The 20th-anniversary iPhone probably won’t have a curved display like the Note Edge.
Foundry
The display engineer then explains that “Apple’s goal here is the illusion of an invisible bezel. Quad-curved glass lets the glass flow over the edge so components can sit beneath without hard visual breaks.” The second engineer adds: “It’s an optical and industrial design solution, not a display architecture change.”
That means the display tech won’t actually be all that innovative. Compared to, say, the Galaxy Note Edge from 2014, or even the iPhone X, the iPhone 20 will be more illusion than innovation.
Schrödinger also asks how the rumored under-display components would be affected, to which the display engineer replies, “The glass needs to be slightly taller in the vertical stack. That extra height improves light transmission and diffusion for the under-display camera.” While a third engineer from the human interface/touch department adds: “Without that additional glass depth, UDC performance suffers contrast loss, flare, and color distortion increase significantly.”

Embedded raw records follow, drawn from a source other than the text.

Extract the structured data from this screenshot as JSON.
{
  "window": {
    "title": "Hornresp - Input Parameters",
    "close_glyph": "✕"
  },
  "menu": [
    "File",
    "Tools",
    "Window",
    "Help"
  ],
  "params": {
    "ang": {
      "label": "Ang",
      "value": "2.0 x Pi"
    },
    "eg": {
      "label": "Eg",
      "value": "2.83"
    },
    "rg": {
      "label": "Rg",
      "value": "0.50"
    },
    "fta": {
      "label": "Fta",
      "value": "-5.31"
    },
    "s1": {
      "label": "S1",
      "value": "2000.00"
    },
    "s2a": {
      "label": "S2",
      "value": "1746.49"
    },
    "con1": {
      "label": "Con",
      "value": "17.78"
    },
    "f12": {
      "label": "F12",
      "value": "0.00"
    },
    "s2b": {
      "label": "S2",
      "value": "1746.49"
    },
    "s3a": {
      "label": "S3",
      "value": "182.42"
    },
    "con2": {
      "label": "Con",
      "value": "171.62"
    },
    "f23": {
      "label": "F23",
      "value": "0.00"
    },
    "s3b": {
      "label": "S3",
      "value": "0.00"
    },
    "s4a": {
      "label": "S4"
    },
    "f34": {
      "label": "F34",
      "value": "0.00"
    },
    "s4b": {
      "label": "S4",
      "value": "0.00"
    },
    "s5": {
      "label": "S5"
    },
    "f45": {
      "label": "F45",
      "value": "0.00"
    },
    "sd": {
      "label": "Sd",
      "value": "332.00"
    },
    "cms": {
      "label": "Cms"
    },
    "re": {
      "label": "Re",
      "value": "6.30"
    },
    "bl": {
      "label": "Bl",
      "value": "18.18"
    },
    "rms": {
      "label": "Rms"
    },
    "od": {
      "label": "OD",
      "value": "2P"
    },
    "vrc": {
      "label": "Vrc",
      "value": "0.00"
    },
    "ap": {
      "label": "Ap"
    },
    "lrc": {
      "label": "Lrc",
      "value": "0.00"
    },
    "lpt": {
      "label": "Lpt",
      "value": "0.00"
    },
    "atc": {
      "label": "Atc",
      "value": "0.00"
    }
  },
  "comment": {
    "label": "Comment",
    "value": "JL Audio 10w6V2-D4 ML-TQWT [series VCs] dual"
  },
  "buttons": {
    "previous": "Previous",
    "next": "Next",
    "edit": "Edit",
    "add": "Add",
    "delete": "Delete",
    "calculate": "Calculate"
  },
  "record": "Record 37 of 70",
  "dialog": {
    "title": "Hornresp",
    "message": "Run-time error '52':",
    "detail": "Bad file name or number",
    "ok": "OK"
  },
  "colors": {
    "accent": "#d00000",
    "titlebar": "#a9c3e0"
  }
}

The human interface/touch department chimes in: “And it’s not just aesthetics. The glass curvature also helps with durability. Stress is distributed more evenly compared to sharp flat edges, which reduces edge chipping.”
Whether this conversation is real or completely fabricated, the ideas presented make a lot of sense. According to this explanation, the iPhone 20 won’t have a revolutionary wraparound bezel-less display; it’ll have a normal display with wraparound glass that gives the illusion of a bezel-free display. Quad-curved glass sounds much more believable than some of the rumors we’ve heard. It would be a very Apple move to make the anniversary iPhone appear to be more revolutionary than it actually is.
As one of the engineers sums it up: “That’s the core idea. It looks radical, but technically it’s a very conservative and very Apple solution.”